The train runs only at night. An endlessly long iron-made worm. The wheels spark up a rhythm that howls over the river, pierces the walls of Alina’s bedroom and keeps her awake. Her mothers are asleep. Alina has tried to wake them up in vain. She stands by the window and stares into the darkness.
Clang, clang, the rails howl. Ten. Twenty. A hundred.
One summer night, when light is abundant, when she presses her pillow to her ears yet again, the train makes a sorrowful sound. The rhythm breaks. Screeching, then silence. She goes to the window. A black freight train stands on the bridge, atop of the glass-like river. The scarred boxcars go on and on. There’s no end, no beginning to be seen. A hatch on the roof of one car springs open.
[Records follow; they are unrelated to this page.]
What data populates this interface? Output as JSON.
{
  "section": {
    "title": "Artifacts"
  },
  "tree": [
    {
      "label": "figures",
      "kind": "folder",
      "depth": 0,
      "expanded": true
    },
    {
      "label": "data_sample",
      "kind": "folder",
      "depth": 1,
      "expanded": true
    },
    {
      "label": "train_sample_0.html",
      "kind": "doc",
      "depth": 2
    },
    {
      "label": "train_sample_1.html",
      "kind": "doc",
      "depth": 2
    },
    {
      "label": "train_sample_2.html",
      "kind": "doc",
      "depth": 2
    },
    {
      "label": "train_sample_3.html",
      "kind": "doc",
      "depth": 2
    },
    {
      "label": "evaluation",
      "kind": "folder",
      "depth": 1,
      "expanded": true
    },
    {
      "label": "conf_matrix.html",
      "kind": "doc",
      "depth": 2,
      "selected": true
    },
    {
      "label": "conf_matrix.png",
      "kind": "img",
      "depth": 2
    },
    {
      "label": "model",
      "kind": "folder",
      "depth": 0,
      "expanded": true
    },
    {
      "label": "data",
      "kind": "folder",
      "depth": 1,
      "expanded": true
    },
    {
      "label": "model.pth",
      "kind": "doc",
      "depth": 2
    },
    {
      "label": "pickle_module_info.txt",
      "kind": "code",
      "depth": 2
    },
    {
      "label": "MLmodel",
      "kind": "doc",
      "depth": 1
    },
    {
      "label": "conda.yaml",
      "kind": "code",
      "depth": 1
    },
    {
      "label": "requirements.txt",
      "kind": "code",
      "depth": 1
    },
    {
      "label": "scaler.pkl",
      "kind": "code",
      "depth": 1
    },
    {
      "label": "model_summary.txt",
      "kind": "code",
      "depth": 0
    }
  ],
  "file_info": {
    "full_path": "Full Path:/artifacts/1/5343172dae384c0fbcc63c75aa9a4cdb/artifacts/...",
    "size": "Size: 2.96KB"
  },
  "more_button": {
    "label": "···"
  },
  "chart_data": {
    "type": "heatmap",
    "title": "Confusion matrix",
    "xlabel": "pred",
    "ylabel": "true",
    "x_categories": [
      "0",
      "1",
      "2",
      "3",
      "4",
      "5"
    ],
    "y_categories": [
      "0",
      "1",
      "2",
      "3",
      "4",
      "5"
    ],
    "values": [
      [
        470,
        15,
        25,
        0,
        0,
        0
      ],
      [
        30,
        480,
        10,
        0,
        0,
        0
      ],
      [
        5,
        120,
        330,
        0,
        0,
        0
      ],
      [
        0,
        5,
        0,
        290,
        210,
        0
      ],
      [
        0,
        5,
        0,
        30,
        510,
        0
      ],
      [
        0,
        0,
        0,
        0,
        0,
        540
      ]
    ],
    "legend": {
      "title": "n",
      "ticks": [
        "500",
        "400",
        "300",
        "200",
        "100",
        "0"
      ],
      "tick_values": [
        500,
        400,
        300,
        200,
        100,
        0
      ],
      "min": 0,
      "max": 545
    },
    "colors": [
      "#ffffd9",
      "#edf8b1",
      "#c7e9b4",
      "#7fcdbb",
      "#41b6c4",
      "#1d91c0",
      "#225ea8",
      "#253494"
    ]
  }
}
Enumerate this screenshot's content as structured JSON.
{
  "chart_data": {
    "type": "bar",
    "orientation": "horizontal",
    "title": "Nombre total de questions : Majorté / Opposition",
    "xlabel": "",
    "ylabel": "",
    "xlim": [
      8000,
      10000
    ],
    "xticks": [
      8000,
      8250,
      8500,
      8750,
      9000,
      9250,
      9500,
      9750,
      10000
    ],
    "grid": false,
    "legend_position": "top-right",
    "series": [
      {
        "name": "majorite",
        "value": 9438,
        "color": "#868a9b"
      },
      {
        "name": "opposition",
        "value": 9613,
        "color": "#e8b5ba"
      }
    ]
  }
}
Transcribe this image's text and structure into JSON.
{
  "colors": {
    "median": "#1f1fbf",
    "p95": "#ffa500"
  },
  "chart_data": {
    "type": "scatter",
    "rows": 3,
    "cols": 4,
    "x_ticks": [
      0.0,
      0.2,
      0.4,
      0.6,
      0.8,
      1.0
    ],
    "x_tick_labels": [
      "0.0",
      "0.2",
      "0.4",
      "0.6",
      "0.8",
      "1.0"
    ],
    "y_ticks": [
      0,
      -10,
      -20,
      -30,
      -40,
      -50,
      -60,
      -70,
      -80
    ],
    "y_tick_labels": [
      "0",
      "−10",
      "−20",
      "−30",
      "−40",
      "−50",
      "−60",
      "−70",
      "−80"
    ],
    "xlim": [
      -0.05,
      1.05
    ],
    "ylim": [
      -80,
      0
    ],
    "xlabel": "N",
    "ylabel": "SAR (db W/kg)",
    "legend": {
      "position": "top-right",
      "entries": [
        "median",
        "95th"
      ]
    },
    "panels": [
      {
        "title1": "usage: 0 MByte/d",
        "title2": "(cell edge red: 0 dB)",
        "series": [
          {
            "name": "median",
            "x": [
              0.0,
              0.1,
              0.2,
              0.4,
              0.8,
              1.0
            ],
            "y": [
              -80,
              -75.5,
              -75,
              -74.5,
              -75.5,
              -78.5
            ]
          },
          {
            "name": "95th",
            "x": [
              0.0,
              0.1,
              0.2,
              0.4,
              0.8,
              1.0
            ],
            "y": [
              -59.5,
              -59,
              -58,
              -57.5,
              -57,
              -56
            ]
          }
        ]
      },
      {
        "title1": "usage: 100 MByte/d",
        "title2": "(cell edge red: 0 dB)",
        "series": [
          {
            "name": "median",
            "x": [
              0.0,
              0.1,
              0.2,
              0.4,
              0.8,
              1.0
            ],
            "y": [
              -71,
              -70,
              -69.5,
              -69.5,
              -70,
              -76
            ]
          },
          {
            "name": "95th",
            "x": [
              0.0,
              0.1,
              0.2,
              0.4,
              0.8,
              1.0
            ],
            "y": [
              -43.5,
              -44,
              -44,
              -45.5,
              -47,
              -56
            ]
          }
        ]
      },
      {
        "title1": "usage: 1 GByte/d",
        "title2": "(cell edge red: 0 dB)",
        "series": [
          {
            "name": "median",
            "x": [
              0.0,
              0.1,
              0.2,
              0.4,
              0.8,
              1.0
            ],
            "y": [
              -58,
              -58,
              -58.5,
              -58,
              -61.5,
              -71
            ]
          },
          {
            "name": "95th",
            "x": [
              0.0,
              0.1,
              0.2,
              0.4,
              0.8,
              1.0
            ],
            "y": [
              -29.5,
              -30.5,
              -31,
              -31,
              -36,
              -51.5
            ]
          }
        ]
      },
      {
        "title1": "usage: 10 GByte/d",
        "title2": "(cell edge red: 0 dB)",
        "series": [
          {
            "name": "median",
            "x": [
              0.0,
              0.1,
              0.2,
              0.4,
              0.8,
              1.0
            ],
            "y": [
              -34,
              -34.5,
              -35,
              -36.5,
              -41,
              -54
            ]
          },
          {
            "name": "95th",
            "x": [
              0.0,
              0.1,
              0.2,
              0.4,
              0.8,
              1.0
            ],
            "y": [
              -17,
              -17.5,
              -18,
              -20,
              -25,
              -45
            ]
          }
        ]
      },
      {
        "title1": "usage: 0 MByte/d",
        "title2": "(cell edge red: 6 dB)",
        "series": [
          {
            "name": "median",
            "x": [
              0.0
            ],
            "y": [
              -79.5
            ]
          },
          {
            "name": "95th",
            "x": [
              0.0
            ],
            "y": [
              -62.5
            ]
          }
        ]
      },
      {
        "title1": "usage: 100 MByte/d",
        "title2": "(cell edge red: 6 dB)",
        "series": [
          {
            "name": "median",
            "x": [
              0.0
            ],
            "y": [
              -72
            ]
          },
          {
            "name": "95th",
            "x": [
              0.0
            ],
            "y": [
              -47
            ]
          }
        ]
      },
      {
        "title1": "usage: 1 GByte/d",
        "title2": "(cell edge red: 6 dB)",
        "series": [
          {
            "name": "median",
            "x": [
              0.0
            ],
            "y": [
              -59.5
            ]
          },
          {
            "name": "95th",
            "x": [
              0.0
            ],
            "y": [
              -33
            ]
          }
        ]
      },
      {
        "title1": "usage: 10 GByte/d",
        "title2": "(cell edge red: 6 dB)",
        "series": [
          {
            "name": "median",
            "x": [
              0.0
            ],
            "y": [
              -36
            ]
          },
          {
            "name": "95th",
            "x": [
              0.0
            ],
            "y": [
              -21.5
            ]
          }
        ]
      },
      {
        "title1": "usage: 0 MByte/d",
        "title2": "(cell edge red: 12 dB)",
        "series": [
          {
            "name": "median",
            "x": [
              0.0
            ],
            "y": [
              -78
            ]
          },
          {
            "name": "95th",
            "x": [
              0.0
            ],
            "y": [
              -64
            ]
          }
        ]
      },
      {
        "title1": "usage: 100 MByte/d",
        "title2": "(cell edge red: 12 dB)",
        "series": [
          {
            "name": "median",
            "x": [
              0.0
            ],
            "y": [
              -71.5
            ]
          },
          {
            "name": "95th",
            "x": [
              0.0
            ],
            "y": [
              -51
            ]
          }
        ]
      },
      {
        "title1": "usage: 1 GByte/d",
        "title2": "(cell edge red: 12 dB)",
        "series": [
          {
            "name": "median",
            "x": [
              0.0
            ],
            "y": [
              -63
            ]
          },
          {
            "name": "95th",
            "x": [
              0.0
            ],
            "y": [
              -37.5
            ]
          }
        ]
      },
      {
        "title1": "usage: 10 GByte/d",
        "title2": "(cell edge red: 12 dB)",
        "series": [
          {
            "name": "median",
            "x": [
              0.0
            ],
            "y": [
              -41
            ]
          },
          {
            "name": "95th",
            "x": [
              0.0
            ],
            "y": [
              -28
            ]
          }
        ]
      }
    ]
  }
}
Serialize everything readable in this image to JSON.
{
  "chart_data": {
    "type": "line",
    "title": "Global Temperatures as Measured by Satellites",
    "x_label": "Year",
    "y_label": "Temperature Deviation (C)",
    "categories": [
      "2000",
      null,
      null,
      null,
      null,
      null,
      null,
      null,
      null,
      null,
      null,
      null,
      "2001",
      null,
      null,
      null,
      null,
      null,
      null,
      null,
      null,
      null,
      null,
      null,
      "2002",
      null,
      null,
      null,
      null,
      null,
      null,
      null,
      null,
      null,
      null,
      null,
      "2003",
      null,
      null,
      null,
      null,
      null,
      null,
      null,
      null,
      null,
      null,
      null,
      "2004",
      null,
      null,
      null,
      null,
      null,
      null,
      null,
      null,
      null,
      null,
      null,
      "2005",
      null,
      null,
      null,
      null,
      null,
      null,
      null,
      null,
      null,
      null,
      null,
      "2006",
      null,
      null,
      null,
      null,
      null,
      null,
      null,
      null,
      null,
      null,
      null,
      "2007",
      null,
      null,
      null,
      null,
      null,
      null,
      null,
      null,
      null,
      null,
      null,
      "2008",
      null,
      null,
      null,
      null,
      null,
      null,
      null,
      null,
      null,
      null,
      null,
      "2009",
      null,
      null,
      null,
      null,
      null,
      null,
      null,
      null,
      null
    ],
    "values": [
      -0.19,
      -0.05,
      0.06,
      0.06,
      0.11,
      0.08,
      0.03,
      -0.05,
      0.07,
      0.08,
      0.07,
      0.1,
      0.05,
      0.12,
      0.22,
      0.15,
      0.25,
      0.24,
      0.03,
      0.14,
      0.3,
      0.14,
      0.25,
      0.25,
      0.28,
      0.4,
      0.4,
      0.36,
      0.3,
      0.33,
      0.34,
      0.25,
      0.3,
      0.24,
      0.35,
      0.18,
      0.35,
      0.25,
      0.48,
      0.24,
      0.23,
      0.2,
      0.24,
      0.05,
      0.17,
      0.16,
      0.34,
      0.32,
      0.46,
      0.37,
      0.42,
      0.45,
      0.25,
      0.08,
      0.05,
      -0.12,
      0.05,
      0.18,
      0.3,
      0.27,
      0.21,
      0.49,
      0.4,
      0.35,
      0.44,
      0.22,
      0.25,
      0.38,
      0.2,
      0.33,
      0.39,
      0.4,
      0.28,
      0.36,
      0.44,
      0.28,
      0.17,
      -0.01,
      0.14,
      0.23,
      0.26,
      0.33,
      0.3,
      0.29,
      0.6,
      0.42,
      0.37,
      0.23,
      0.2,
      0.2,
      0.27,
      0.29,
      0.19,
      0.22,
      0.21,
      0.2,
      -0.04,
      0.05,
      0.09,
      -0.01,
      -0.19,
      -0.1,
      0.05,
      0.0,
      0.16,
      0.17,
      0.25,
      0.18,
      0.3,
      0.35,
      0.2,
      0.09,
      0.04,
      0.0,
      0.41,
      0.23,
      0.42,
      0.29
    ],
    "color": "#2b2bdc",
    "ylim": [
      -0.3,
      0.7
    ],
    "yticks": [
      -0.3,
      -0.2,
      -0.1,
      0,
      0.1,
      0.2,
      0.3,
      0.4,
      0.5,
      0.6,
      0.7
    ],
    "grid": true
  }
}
A hand pushes through, then another hand. Then a head, the head of a girl. She’s about Alina’s age. The girl tries to climb up out of the car, but something pulls her back. The hatch snaps shut. Alina starts, though there’s no sound to be heard. Slowly, the train begins to move.
The girl had looked straight at Alina. She had seen Alina, and Alina had seen her.
In the morning Alina tells her mothers about the girl.
“There’s no train. You must have dreamt it. Just forget about it. You mustn’t speak about this to anybody.”
Alina stays silent, but she doesn’t forget. When she gets older she wonders why everyone sees the railway but refuses to see the train.
In this city everybody dreams, but there is one who isn’t asleep.